I admit I would not be the one to advise stopping an incomplete experiment that just scratches a symbolic p-value of 0.05 on its second day of testing. In practice, I've observed many such rather significance blips fade away to noise given the chance to run longer. However, I do want to share a real example of an experiment that I advised to stop early. I simply I did not feel comfortable running it longer due to its strong negative effect. The same experiment also had multiple metrics that were coherently reinforcing the same picture (more on that later).
Backlog
Having prebuilt a/b tests that are waiting in line to run, may provide additional pressure to simply move on from an a/b test that reaches its predefined duration. The opposite is also true. When we don't have any new a/b tests that waiting in queue, I've personally let active tests run longer instead of just stopping them due. This is especially true when tests are insignificant (with positive or negative effects). Sometimes not having any a/b tests running at all might be worse than letting an a/b test bake a while longer and achieve a clearer effect as it gains more data. Sometimes a/b tests show up insignificant not because they really have no effect, but rather, because they might have been underestimated with an inadequate sample or duration. And extra exposure may provide us with a clearer signal.
Coherency Across Metrics
When we track multiple metrics, we gain the ability to see if an a/b test is coherent or not. Imagine running an experiment on a typical e-commerce product page with a number of steps (a funnel) before a customer makes a transaction. When we have data for all of these steps along with the final sales metric, we typically might expect some form of coherency (positive or negative) across the funnel.
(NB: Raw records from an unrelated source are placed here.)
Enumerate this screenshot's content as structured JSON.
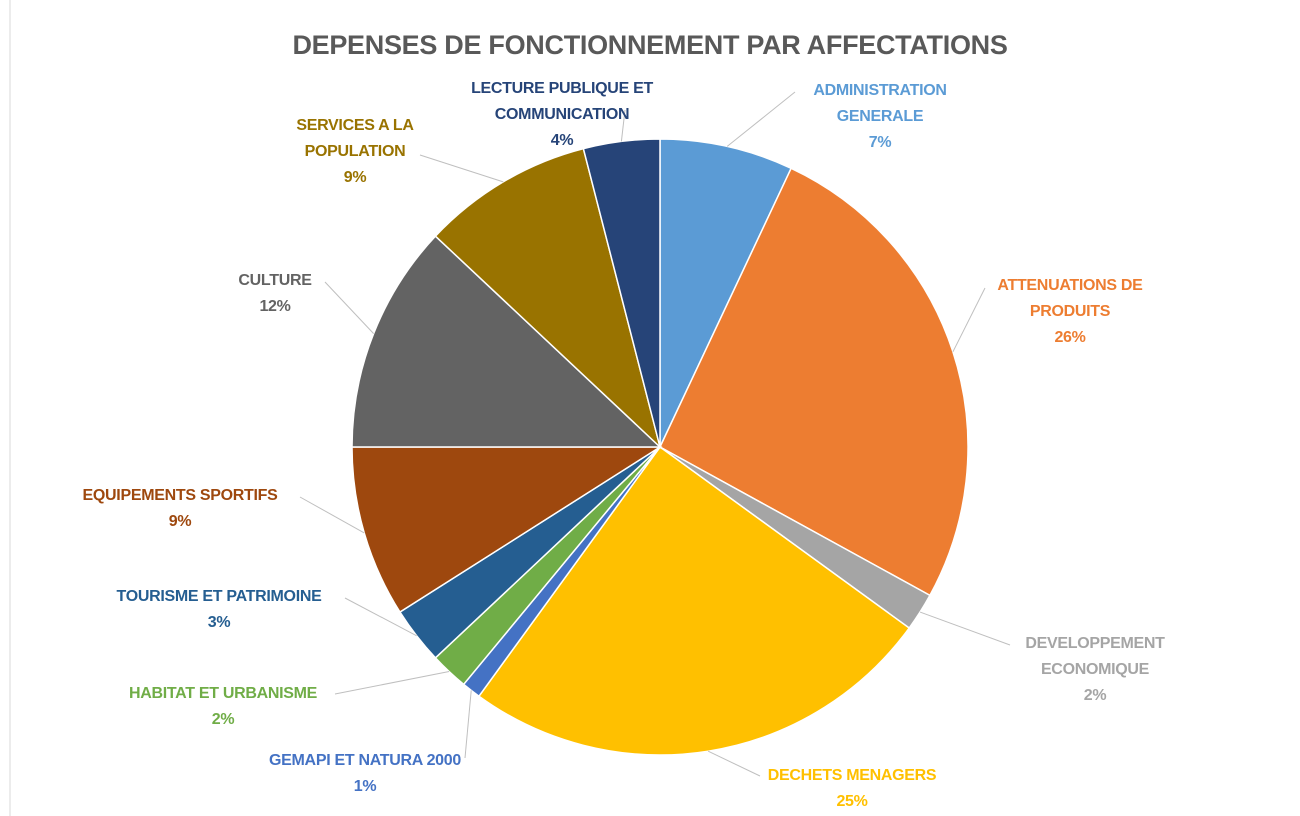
{
  "chart_data": {
    "type": "pie",
    "title": "DEPENSES DE FONCTIONNEMENT PAR AFFECTATIONS",
    "categories": [
      "ADMINISTRATION GENERALE",
      "ATTENUATIONS DE PRODUITS",
      "DEVELOPPEMENT ECONOMIQUE",
      "DECHETS MENAGERS",
      "GEMAPI ET NATURA 2000",
      "HABITAT ET URBANISME",
      "TOURISME ET PATRIMOINE",
      "EQUIPEMENTS SPORTIFS",
      "CULTURE",
      "SERVICES A LA POPULATION",
      "LECTURE PUBLIQUE ET COMMUNICATION"
    ],
    "values": [
      7,
      26,
      2,
      25,
      1,
      2,
      3,
      9,
      12,
      9,
      4
    ],
    "value_labels": [
      "7%",
      "26%",
      "2%",
      "25%",
      "1%",
      "2%",
      "3%",
      "9%",
      "12%",
      "9%",
      "4%"
    ],
    "colors": [
      "#5B9BD5",
      "#ED7D31",
      "#A5A5A5",
      "#FFC000",
      "#4472C4",
      "#70AD47",
      "#255E91",
      "#9E480E",
      "#636363",
      "#997300",
      "#264478"
    ]
  }
}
More specifically, if we introduced a positive change on the product page, we'd typically expect it to trickle through the steps before becoming visible in the final sales metric. When our metrics are coherent and explainable it makes us more comfortable stopping an experiment. If on the other hand we see incoherent metrics that might be hard to explain, it could be a sign of chance or noise acting on our experiment - hinting it might need more time.
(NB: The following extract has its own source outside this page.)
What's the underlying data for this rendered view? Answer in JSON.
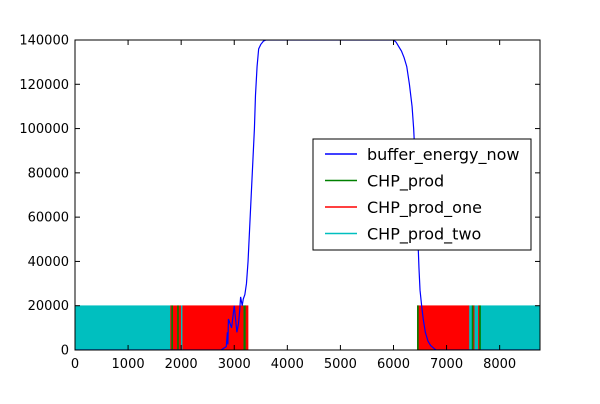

Below is an example of this. The first set of metrics are more coherent. And personally, I've stopped and rolled out such a/b tests even if the final or primary metric wasn't significant but positive (with initial metrics being both significant and positive). The second example shows metrics that are all over the place. And this might not be adequate to stop and implement even if the primary metric is significant.
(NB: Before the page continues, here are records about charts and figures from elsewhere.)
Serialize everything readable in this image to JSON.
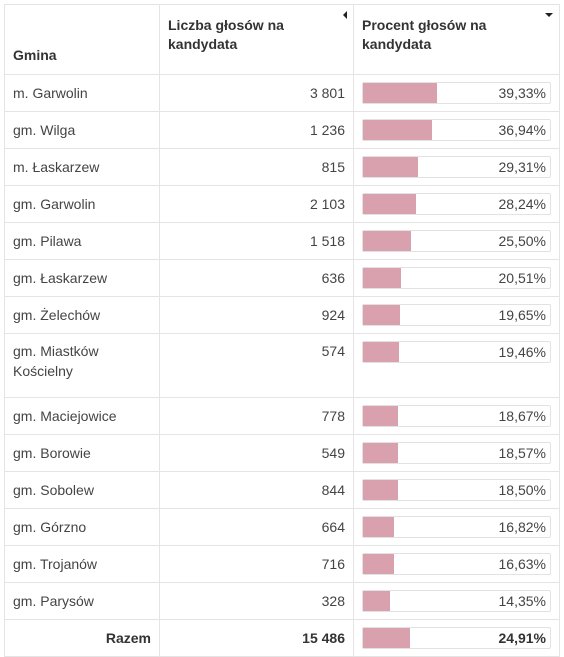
{
  "table": {
    "headers": [
      "Gmina",
      "Liczba głosów na kandydata",
      "Procent głosów na kandydata"
    ],
    "rows": [
      {
        "gmina": "m. Garwolin",
        "glosy": "3 801",
        "procent": {
          "value": 39.33,
          "label": "39,33%"
        }
      },
      {
        "gmina": "gm. Wilga",
        "glosy": "1 236",
        "procent": {
          "value": 36.94,
          "label": "36,94%"
        }
      },
      {
        "gmina": "m. Łaskarzew",
        "glosy": "815",
        "procent": {
          "value": 29.31,
          "label": "29,31%"
        }
      },
      {
        "gmina": "gm. Garwolin",
        "glosy": "2 103",
        "procent": {
          "value": 28.24,
          "label": "28,24%"
        }
      },
      {
        "gmina": "gm. Pilawa",
        "glosy": "1 518",
        "procent": {
          "value": 25.5,
          "label": "25,50%"
        }
      },
      {
        "gmina": "gm. Łaskarzew",
        "glosy": "636",
        "procent": {
          "value": 20.51,
          "label": "20,51%"
        }
      },
      {
        "gmina": "gm. Żelechów",
        "glosy": "924",
        "procent": {
          "value": 19.65,
          "label": "19,65%"
        }
      },
      {
        "gmina": "gm. Miastków Kościelny",
        "glosy": "574",
        "procent": {
          "value": 19.46,
          "label": "19,46%"
        }
      },
      {
        "gmina": "gm. Maciejowice",
        "glosy": "778",
        "procent": {
          "value": 18.67,
          "label": "18,67%"
        }
      },
      {
        "gmina": "gm. Borowie",
        "glosy": "549",
        "procent": {
          "value": 18.57,
          "label": "18,57%"
        }
      },
      {
        "gmina": "gm. Sobolew",
        "glosy": "844",
        "procent": {
          "value": 18.5,
          "label": "18,50%"
        }
      },
      {
        "gmina": "gm. Górzno",
        "glosy": "664",
        "procent": {
          "value": 16.82,
          "label": "16,82%"
        }
      },
      {
        "gmina": "gm. Trojanów",
        "glosy": "716",
        "procent": {
          "value": 16.63,
          "label": "16,63%"
        }
      },
      {
        "gmina": "gm. Parysów",
        "glosy": "328",
        "procent": {
          "value": 14.35,
          "label": "14,35%"
        }
      }
    ],
    "total": {
      "gmina": "Razem",
      "glosy": "15 486",
      "procent": {
        "value": 24.91,
        "label": "24,91%"
      }
    }
  }
}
Consistency With Prior Data
Finally, our experiments may or may not be similar to results of other similar experiments ran in the past. When two ore more experiments are similar, this provides us with a stronger signal and greater confidence - and eases us to stop and decide. On the other hand, when two similar experiments have opposing effects, it could be a sign of an incomplete experiment. Of course, when opposing effects are equally trustworthy, powered, and highly significant, we also have to be ready to accept them for what they are.
What's Next
As I've listed these stopping considerations, I realize that I might have suggested that this is a manual human task. I'd like to be clear that this wasn't my intent. I do strongly believe that automating these stopping rules as an explicit algorithm is probably the most natural next step. I would not be surprised that a piece of code stop and decide on experiments more optimally than a human could.